Володя изумился женской непростоте. «Как сложно все у них», думал он и ругал себя за то, что Бэлла вначале показалась ему девушкой простой и понятной. Но осудить Бэллу за ее невинный фокус не мог. Как ни разу не подумал плохо о Нине. Обида была, но не было дурных слов и мыслей. Он вообще всегда уважительно относился к девушкам, к женщинам. Всегда считал, что они лучше мужчин, красивее, добрее и мудрее. Он вспомнил о мамочке, о сестре, о том отношении к женщинам, которое они воспитали в нем, о высоте, на которую подняты были его чувства к ним. От мамы всегда исходило тепло и свет, она улыбалась даже тогда, когда недомогала, чтоб не тревожить лишний раз, не вспугнуть их детской радости и ощущения надежности.

О мамочке и сестренке он думал, когда ехал в отпуск к родителям на поезде в очередной небольшой городок недалеко от Свердловска, на юге области. В любом городе мама создавала их дом, их уют, со своими особыми запахами, полотенцами и скатертями, привычно расставляла мебель, как на предыдущей квартире.

– Чтоб папка, когда выпьет, не заблудился, дорогу до койки находил, – тепло шутила мама, поправляя кудряшки под косынку, которую надевала, когда собиралась стряпать.
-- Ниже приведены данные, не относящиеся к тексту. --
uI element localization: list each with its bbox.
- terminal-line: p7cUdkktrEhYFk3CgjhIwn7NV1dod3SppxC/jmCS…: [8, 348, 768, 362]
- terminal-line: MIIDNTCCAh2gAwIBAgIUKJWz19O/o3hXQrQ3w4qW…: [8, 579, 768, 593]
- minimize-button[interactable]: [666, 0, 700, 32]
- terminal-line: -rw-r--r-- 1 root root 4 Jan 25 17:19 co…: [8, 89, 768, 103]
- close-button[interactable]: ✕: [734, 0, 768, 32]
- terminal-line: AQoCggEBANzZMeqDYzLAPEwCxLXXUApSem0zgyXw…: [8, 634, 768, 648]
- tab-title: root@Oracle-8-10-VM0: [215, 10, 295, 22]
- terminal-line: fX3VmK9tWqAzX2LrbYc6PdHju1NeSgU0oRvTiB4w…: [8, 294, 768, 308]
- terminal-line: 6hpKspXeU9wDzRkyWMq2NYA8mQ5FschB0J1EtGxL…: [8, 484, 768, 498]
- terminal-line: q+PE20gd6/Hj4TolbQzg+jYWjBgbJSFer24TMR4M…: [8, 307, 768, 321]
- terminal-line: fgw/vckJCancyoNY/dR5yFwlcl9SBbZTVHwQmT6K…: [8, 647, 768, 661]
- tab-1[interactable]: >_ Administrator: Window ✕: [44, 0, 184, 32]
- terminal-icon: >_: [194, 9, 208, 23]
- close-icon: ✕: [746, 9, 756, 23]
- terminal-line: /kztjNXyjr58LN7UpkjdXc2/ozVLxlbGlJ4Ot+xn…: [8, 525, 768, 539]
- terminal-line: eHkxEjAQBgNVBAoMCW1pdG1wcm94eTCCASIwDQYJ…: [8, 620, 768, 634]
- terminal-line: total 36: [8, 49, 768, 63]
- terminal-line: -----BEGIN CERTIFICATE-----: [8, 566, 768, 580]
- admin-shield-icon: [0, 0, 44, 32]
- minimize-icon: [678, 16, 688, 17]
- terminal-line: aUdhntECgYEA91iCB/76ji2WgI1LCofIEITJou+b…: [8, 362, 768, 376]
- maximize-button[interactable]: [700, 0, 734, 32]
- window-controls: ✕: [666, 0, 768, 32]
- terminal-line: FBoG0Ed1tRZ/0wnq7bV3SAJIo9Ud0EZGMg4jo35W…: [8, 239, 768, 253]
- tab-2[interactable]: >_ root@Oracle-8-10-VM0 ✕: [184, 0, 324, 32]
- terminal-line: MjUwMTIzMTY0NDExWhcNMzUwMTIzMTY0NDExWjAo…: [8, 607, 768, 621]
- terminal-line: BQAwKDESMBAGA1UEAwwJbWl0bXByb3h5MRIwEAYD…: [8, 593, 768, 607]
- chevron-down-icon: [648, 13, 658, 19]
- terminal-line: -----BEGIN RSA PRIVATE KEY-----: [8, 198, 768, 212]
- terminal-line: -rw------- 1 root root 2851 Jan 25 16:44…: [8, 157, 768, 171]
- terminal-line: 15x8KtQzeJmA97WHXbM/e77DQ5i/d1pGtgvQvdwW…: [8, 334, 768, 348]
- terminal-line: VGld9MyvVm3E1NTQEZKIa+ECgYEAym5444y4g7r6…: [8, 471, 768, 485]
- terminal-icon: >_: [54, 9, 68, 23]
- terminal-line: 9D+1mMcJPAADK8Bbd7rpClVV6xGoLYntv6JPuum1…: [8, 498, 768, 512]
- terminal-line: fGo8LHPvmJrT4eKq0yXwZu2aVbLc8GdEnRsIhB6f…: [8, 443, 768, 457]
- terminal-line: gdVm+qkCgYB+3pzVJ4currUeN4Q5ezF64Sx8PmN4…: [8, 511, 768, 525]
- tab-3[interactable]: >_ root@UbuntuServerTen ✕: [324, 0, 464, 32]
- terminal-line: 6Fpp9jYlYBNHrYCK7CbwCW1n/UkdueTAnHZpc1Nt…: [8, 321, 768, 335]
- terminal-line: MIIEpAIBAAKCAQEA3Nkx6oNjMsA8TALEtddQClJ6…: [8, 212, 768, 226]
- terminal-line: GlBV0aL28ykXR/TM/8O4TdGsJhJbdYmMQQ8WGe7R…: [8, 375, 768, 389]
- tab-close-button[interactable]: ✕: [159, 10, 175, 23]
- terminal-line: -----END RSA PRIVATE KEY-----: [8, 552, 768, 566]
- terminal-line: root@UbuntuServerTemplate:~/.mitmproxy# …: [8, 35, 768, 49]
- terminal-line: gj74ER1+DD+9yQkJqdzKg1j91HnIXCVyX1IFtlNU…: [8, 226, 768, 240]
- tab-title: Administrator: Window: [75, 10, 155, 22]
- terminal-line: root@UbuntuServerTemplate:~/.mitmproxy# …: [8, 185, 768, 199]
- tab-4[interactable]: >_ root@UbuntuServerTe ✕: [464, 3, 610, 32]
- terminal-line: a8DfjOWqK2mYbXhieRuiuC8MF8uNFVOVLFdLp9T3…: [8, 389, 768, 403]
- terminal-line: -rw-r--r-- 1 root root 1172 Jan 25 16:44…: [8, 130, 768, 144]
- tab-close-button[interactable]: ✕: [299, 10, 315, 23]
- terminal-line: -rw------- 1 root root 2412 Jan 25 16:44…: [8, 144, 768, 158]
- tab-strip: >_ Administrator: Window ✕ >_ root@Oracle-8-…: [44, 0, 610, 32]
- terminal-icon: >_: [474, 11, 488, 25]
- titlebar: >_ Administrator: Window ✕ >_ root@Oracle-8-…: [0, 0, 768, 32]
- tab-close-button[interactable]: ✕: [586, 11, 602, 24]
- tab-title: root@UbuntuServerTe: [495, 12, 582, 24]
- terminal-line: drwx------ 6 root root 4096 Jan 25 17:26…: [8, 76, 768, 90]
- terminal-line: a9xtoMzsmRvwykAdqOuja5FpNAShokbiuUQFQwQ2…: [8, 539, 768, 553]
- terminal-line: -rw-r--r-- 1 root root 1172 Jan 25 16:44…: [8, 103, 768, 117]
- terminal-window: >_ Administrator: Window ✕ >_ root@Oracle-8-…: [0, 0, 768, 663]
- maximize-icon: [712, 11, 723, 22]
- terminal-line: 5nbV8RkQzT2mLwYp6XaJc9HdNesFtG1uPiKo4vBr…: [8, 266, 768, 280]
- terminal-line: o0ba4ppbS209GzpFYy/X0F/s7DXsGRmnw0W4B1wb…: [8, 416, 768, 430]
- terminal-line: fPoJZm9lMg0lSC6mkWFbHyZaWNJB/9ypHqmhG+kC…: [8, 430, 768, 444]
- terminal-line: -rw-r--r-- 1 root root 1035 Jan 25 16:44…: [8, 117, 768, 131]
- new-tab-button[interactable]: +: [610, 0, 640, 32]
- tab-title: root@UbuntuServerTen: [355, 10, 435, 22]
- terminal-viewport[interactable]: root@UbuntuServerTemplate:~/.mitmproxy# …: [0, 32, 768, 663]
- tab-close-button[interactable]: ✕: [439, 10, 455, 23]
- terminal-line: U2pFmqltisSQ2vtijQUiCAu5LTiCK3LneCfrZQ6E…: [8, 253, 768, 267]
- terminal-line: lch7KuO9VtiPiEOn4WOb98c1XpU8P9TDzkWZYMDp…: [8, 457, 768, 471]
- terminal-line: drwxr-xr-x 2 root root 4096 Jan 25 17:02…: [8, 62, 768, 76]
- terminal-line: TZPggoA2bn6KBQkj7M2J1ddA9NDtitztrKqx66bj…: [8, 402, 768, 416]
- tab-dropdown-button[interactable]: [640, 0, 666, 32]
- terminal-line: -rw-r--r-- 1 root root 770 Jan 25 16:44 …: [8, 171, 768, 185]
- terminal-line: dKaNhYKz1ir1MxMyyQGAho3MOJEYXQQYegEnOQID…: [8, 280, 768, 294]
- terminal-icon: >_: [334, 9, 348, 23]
В конце июля после практики приехала на две недели и Анюта. Вдвоем они купались в небольшой реке, жевали мамины пирожки с луком и яйцом и рассказывали истории из новой, чужой уже для всех жизни.

Незадолго до отъезда сестра зашла на кухню, когда Володя намазывал батон золотистым маслом. Она плотно прикрыла дверь, подоткнув в косяк полотенце, чтоб та не распахивалась.

– Чего такая загадочная? – улыбнулся Володя, показывая на бутерброд. – Тебе намазать?

–Нет. Володя, – начала Анюта. – Мне Катя из Кытлыма письмо прислала. Нина В Свердловске сына родила неделю назад. Ей мама Нины сказала. Ты не жди ее больше, Володечка…

Володя остановился с куском в руке.

– Что ты молчишь? Володя? Володя! – Аня почти умоляла его ответить.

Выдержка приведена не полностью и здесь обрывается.